Fearless,

Obviously my tone and way of addressing people gets under your skin. That’s fine. That’s your problem, hope you get over it. I don’t think I make open comments on one persons’ thread that I think necessarily apply to others. I agree there is not one answer that can cure anyone’s sitch or be applied exactly to another, but there are patterns, and those patterns are often consistent.

There is however one underlying theme that IS consistent across all people, all situations, all stages of recovery, and that is the consistent way in which people react to fear, anxiety, happiness, joy. Those reactions are only different in people with severe personality disorders. For the rest of us rational people, our feelings and emotions are all the same, and because of that, there is a level of predictability that can be applied.

There may be many, many different cases and patterns of those reactions, but the most basic premise always holds. If your H was depressed before the marriage went sour, then either he has a biological tendency toward depression, he has a larger psychological problem (and I never consider either of these possibilities in any of my posts), or he has a pre-existing issue, likely in his FOO, that causes him to be depressed.

But the pattern still holds. You are taking all this way too personally and inferring that I mean you to be a villain of some sort, that you are to blame for making your H feel disconnected and depressed. I am not saying anything of the sort. In fact, even if ALL his problems could somehow be directly traced to you, it would still not be your fault. You may have caused a lot of his pain, but you would be a victim too and only acting as you were conditioned to act. So why are you so sensitive about this? Perhaps you have not completed your soul-searching

My xH now states that his unhappiness/depression came first and was about his own personal issues but it morphed very quickly into being all about me and the marriage. He did not know or believe that at the time. It's only something he realized later after going through counseling on his own.

Makes sense. A typical pattern.

Granted our issues were not about sex but there were similar comments - I did not "make" him happy, my unhappiness with work caused him to be unhappy, etc.

Two points here… one is that there may not have been anything you or anyone else could have done to make him happy. The other is that you may have been able to do something, he might have been happy for a while, but it would have been at your expense. Neither is an option.

He now tells me that it was all BS. The fact that he began an affair somewhere in there only made the issues worse.

Yep, we’ve seen this pattern before. It has played out repeatedly on the MLC board.

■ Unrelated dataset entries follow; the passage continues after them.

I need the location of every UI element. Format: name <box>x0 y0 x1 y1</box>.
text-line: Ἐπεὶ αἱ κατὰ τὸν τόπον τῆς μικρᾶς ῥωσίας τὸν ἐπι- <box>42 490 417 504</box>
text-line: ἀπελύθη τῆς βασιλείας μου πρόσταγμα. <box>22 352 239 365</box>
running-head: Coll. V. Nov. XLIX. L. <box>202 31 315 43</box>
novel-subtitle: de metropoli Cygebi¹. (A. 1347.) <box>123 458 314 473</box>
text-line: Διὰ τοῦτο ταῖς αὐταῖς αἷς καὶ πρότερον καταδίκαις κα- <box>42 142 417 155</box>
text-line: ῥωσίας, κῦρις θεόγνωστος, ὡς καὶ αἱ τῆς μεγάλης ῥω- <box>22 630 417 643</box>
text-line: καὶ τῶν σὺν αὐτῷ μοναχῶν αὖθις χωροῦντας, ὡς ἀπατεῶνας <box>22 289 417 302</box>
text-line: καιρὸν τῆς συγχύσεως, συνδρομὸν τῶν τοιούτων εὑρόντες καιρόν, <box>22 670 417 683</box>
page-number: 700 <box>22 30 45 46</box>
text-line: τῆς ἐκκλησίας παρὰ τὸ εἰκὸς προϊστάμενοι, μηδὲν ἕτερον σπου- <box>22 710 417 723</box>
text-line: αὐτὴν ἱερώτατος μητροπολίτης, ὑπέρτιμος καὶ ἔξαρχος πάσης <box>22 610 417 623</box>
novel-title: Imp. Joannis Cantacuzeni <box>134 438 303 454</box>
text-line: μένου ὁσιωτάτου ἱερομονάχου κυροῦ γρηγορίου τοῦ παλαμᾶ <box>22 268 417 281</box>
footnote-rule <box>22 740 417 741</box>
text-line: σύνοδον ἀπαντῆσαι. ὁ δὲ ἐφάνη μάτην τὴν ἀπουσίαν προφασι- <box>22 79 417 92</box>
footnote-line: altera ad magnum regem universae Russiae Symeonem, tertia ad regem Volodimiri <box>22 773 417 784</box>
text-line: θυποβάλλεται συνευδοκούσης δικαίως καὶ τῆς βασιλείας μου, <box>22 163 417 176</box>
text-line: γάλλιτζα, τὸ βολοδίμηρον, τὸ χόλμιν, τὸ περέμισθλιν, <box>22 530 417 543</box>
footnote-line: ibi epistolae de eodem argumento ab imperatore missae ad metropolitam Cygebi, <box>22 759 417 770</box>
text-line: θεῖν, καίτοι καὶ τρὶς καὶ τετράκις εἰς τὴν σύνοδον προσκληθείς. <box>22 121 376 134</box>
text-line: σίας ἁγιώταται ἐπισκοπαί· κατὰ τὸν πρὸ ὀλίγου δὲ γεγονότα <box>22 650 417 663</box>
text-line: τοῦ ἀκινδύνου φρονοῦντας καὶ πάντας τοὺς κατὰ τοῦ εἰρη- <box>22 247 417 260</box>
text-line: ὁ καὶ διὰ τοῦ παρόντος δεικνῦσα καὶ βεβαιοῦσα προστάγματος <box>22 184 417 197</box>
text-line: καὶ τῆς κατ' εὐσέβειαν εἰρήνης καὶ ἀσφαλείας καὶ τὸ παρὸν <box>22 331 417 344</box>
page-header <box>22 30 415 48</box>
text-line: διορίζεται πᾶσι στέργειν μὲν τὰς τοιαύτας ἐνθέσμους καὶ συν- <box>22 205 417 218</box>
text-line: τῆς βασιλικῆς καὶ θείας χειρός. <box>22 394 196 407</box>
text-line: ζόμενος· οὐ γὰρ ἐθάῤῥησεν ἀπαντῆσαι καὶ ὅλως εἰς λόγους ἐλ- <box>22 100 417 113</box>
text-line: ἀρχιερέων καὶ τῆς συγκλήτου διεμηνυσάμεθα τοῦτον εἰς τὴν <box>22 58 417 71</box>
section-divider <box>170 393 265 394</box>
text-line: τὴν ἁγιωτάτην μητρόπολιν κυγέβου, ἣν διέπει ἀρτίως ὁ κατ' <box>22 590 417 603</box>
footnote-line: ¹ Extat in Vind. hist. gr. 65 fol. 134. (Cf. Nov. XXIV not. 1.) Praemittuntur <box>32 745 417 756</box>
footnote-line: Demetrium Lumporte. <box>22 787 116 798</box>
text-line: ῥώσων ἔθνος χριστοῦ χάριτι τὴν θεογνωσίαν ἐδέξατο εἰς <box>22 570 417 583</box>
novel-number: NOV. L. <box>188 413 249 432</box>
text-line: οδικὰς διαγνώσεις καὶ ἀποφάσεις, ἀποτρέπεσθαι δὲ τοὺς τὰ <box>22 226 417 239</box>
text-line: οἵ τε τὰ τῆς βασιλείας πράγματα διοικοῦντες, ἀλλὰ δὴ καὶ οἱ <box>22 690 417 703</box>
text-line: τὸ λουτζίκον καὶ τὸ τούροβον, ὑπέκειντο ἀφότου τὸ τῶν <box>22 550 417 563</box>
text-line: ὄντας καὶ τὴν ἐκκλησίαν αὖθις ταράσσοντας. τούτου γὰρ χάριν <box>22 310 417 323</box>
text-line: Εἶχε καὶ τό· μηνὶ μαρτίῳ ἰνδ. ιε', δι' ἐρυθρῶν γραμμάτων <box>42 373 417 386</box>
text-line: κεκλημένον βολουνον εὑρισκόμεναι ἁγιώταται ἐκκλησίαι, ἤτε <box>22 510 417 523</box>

He said that he was so absolutely sure that i was a horrible person and it was all my fault that he believed counseling would prove it. The fact that counseling didn't "show" that it was my fault was a very complicated problem for him.

Everyone one here who has gone through this raise their hand…. too many to count.

Yet so far I have yet to see one of those people move on to happiness after leaving their spouse. So if the theory was true for them, the ending of the marriage should have "made" them happy.

Isn’t that what everyone is saying on this board? Now I’m lost on what your original point was….

I just mention this because it is difficult when people talk in absolutes.

Don’t project. Say “It is difficult for ME when YOU speak in absolutes. It makes me feel like you are blaming me.”

OK, Ill try to be more sensitive to your feelings.

I wouldn't dare to assume that you, Cobra, etc. are incorrect in your evaluation of your marriage problems.

No, I wouldn’t make that assumption if I were you.